25 years on from the first Festival of African, Asian and Latin American Cinema, we are moved. We want to tell you about some moments of this adventure: the ones that made us laugh most and that moved us the most, the ones we learned from, the ones that allowed us to discover worlds and directors whose names are on everyone’s lips but were then unknown. We decided to call these good memories “I WAS THERE” and our voices are those of Annamaria Gallone and Alessandra Speciale, the two artistic directors.
We invite everyone who was there, who have passed by and who crossed our paths, to join us in a collective story, perhaps the first ever by a Film Festival, by sending a message to festival@coeweb.org, including “i was there” in the subject.
It was in 1995 when we decided to devote the retrospective of the fifth edition of the festival to Nigeria. We presented “Le cri du coeur” by Idrissa Ouédraogo, a film we fell in love with because of the poetic force that it was able to express. Shot in Lyon, it was not well received by French critics because it did not meet the conventional portrait that is commonly done of Africa. A child at one of the screenings for schools defined it “a science fiction film, because it shows African driving around in nice cars and living in nice homes.
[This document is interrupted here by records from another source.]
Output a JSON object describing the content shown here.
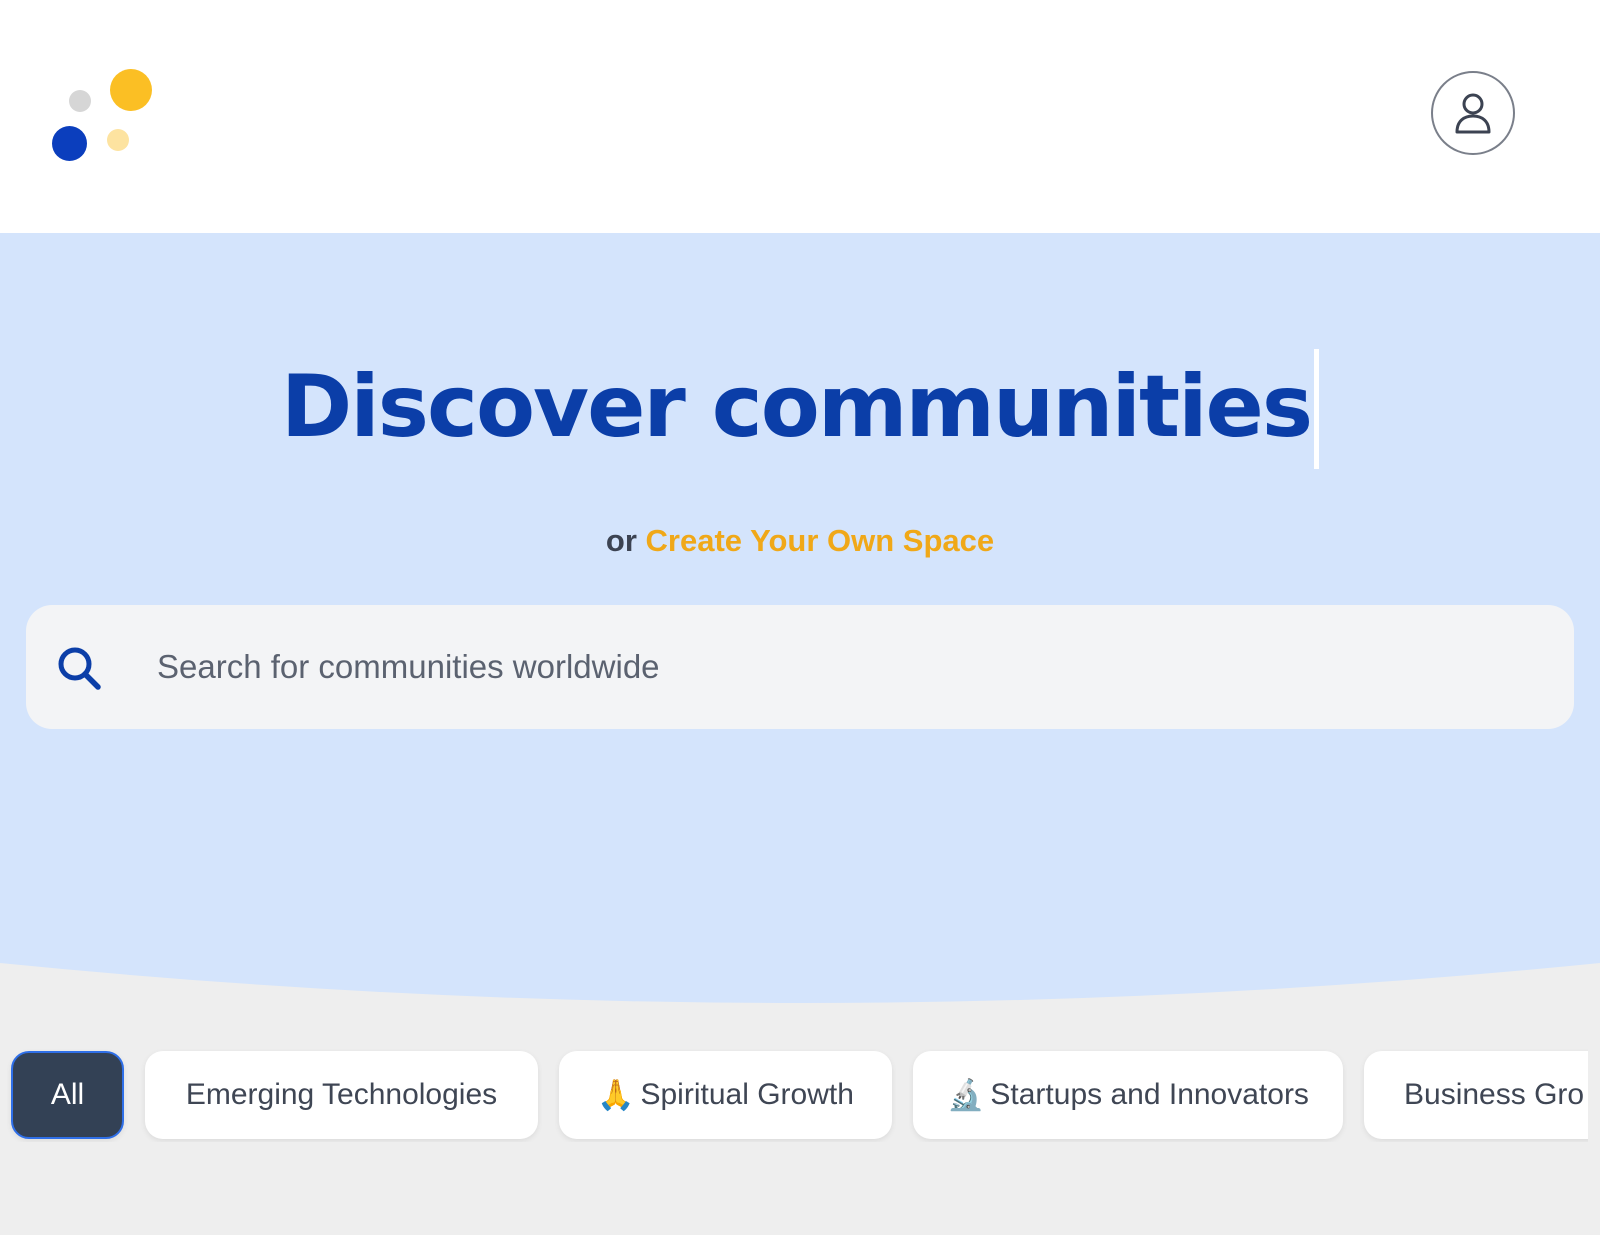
{
  "header": {
    "logo_name": "dots-logo",
    "profile_icon": "user-icon"
  },
  "hero": {
    "headline": "Discover communities",
    "subline_prefix": "or",
    "create_link": "Create Your Own Space",
    "search": {
      "placeholder": "Search for communities worldwide",
      "value": "",
      "icon": "search-icon"
    }
  },
  "categories": [
    {
      "label": "All",
      "emoji": "",
      "active": true
    },
    {
      "label": "Emerging Technologies",
      "emoji": "",
      "active": false
    },
    {
      "label": "Spiritual Growth",
      "emoji": "🙏",
      "active": false
    },
    {
      "label": "Startups and Innovators",
      "emoji": "🔬",
      "active": false
    },
    {
      "label": "Business Gro",
      "emoji": "",
      "active": false
    }
  ],
  "colors": {
    "brand_blue": "#0b3ea8",
    "accent_yellow": "#f0a818",
    "hero_bg": "#d4e4fc",
    "active_chip": "#334155"
  }
}
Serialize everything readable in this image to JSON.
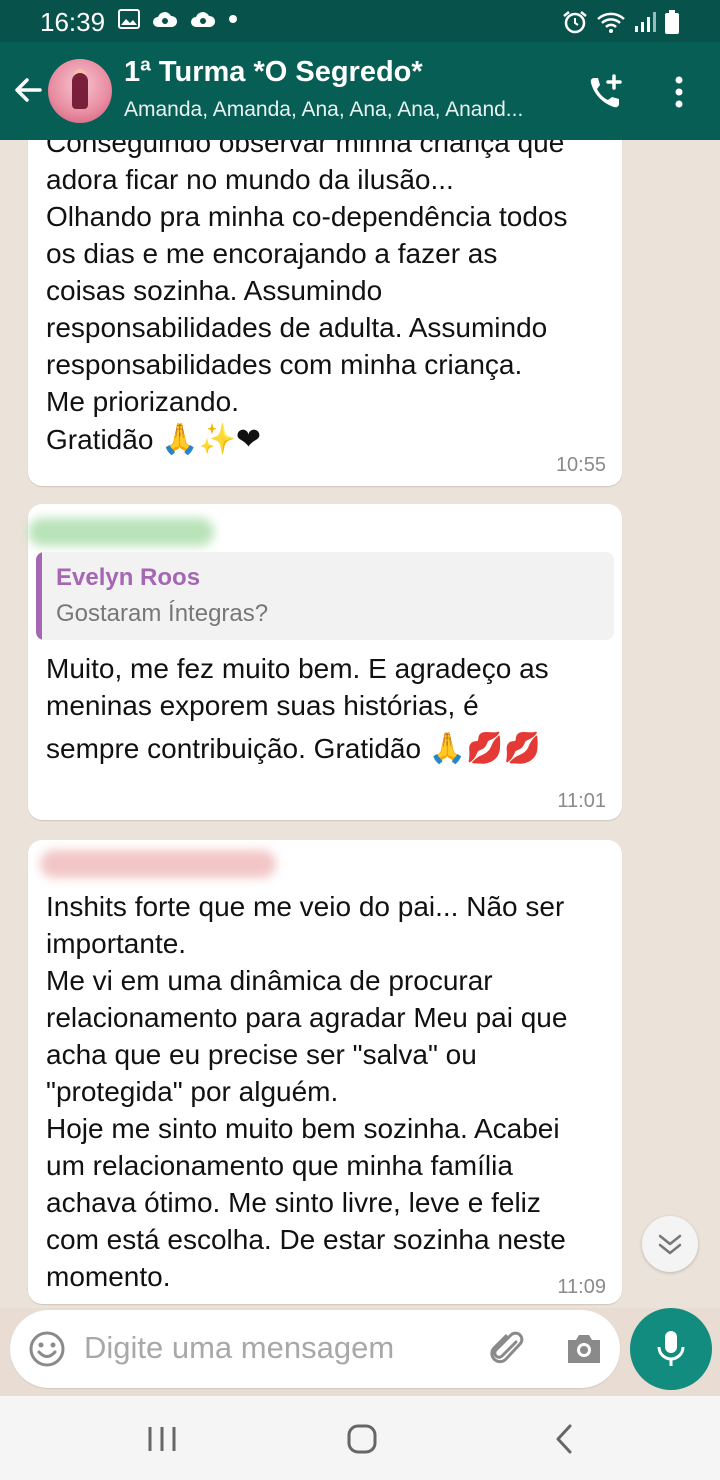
{
  "status_bar": {
    "time": "16:39",
    "left_icons": [
      "image-icon",
      "cloud-icon",
      "cloud-icon",
      "dot-icon"
    ],
    "right_icons": [
      "alarm-icon",
      "wifi-icon",
      "signal-icon",
      "battery-icon"
    ]
  },
  "header": {
    "title": "1ª Turma *O Segredo*",
    "members": "Amanda, Amanda, Ana, Ana, Ana, Anand...",
    "avatar_icon": "group-avatar",
    "actions": [
      "add-call-icon",
      "more-vert-icon"
    ]
  },
  "messages": [
    {
      "text": "Conseguindo observar minha criança que\nadora ficar no mundo da ilusão...\nOlhando pra minha co-dependência todos\nos dias e me encorajando a fazer as\ncoisas sozinha. Assumindo\nresponsabilidades de adulta. Assumindo\nresponsabilidades com minha criança.\nMe priorizando.",
      "last_line": "Gratidão",
      "emojis": "🙏✨❤",
      "time": "10:55"
    },
    {
      "sender_color": "#9ccf9f",
      "quote": {
        "author": "Evelyn Roos",
        "text": "Gostaram Íntegras?"
      },
      "text": "Muito, me fez muito bem. E agradeço as\nmeninas exporem suas histórias, é",
      "last_line": "sempre contribuição. Gratidão",
      "emojis": "🙏💋💋",
      "time": "11:01"
    },
    {
      "sender_color": "#f0b7b7",
      "text": "Inshits forte que me veio do pai... Não ser\nimportante.\nMe vi em uma dinâmica de procurar\nrelacionamento para agradar Meu pai que\nacha  que eu precise ser \"salva\" ou\n\"protegida\" por alguém.\nHoje me sinto muito bem sozinha. Acabei\num relacionamento que minha família\nachava ótimo.  Me sinto livre, leve e feliz\ncom está escolha. De estar sozinha neste\nmomento.",
      "time": "11:09"
    }
  ],
  "input": {
    "placeholder": "Digite uma mensagem"
  },
  "colors": {
    "header": "#075e54",
    "accent": "#128c7e",
    "quote_author": "#a566b3",
    "chat_bg": "#ebe2d9"
  },
  "nav_bar": {
    "items": [
      "recent-apps-icon",
      "home-icon",
      "back-icon"
    ]
  }
}
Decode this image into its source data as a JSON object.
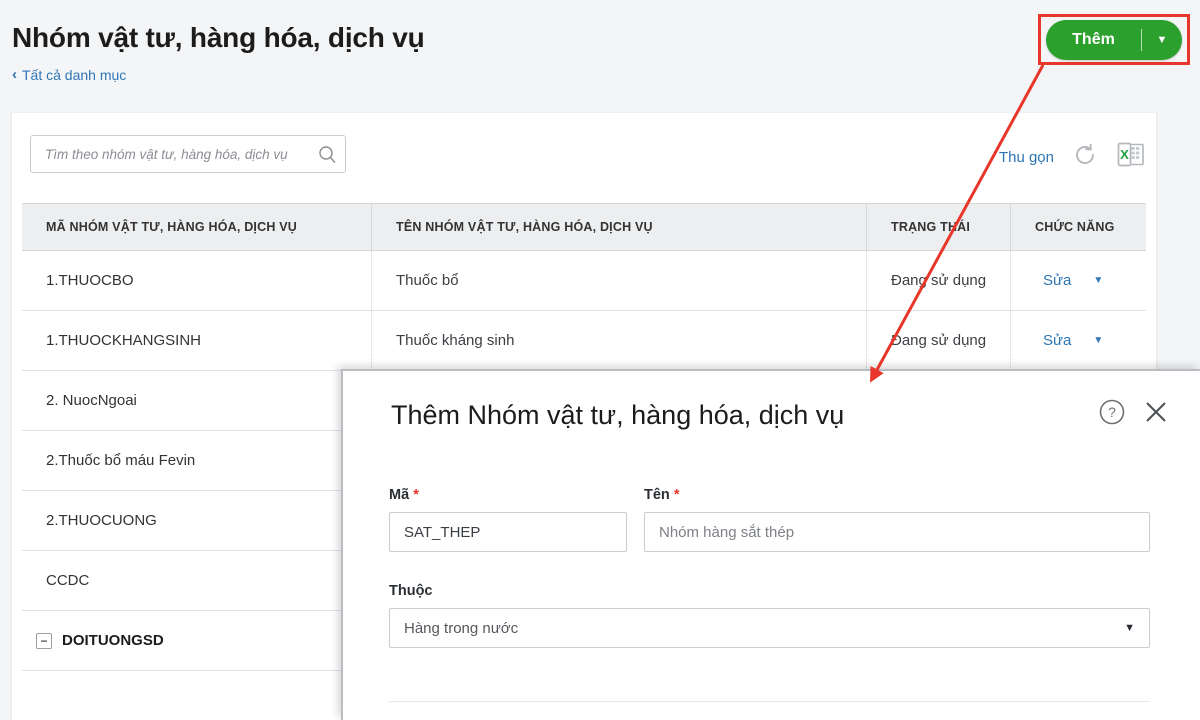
{
  "header": {
    "title": "Nhóm vật tư, hàng hóa, dịch vụ",
    "breadcrumb": "Tất cả danh mục",
    "breadcrumb_chevron": "‹",
    "add_button": {
      "label": "Thêm",
      "caret": "▼"
    }
  },
  "toolbar": {
    "search_placeholder": "Tìm theo nhóm vật tư, hàng hóa, dịch vụ",
    "search_value": "",
    "collapse_label": "Thu gọn",
    "icons": {
      "search": "search-icon",
      "refresh": "refresh-icon",
      "excel": "excel-export-icon"
    }
  },
  "table": {
    "columns": [
      "MÃ NHÓM VẬT TƯ, HÀNG HÓA, DỊCH VỤ",
      "TÊN NHÓM VẬT TƯ, HÀNG HÓA, DỊCH VỤ",
      "TRẠNG THÁI",
      "CHỨC NĂNG"
    ],
    "action_label": "Sửa",
    "action_caret": "▼",
    "expander_glyph": "−",
    "rows": [
      {
        "code": "1.THUOCBO",
        "name": "Thuốc bổ",
        "status": "Đang sử dụng",
        "action": "Sửa",
        "bold": false,
        "expandable": false
      },
      {
        "code": "1.THUOCKHANGSINH",
        "name": "Thuốc kháng sinh",
        "status": "Đang sử dụng",
        "action": "Sửa",
        "bold": false,
        "expandable": false
      },
      {
        "code": "2. NuocNgoai",
        "name": "",
        "status": "",
        "action": "",
        "bold": false,
        "expandable": false
      },
      {
        "code": "2.Thuốc bổ máu Fevin",
        "name": "",
        "status": "",
        "action": "",
        "bold": false,
        "expandable": false
      },
      {
        "code": "2.THUOCUONG",
        "name": "",
        "status": "",
        "action": "",
        "bold": false,
        "expandable": false
      },
      {
        "code": "CCDC",
        "name": "",
        "status": "",
        "action": "",
        "bold": false,
        "expandable": false
      },
      {
        "code": "DOITUONGSD",
        "name": "",
        "status": "",
        "action": "",
        "bold": true,
        "expandable": true
      }
    ]
  },
  "dialog": {
    "title": "Thêm Nhóm vật tư, hàng hóa, dịch vụ",
    "help_icon": "help-circle-icon",
    "close_icon": "close-icon",
    "fields": {
      "ma": {
        "label": "Mã",
        "required": "*",
        "value": "SAT_THEP",
        "placeholder": ""
      },
      "ten": {
        "label": "Tên",
        "required": "*",
        "value": "",
        "placeholder": "Nhóm hàng sắt thép"
      },
      "thuoc": {
        "label": "Thuộc",
        "value": "Hàng trong nước",
        "caret": "▼"
      }
    }
  },
  "annotation": {
    "color": "#e8372a",
    "highlight": "add-button-highlight-box",
    "arrow": "arrow-from-add-button-to-dialog"
  },
  "colors": {
    "accent_green": "#2ca02c",
    "link_blue": "#2e75b6",
    "annotation_red": "#e8372a",
    "page_bg": "#f4f5f7",
    "header_bg": "#eceef0"
  }
}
It’s not like that in reality…”.
We remember that in the jury there was the Tunisian film editor Kahéna Attia, the first and only Arab woman who for the love of her work was willing to move for months on end to sub-Saharan Africa to be able to work with the great African directors.
1995 was also the year we presented the section “The African dream in Italian cinema”: how Africa was represented in Italy during the colonial period. Thanks to material offered by the Istituto Luce we were able to show the films shot during the various Italian expeditions to Africa.
We also presented the famous historical film “The lion of the desert”, based on the life of the rebel Omar al Mukhtar, who fought opposing the conquest of Libya by the Royal Italian Army. The film was censored, and its distribution in Italy prohibited, as it “damaged the honour of the Italian Army”. It was not shown on Italian TV until 2009, almost thirty years later.
The first video products – not on film – began to arrive and so we organized a new section and we could direct our search to the more advanced countries (South Africa, the Caribbean…). We now had to do with the audiovisual heritage of the second- or third-generation Maghrebi youth. Talk began about the banlieues and the memory of immigration and there was now reasoning about a Beur film library.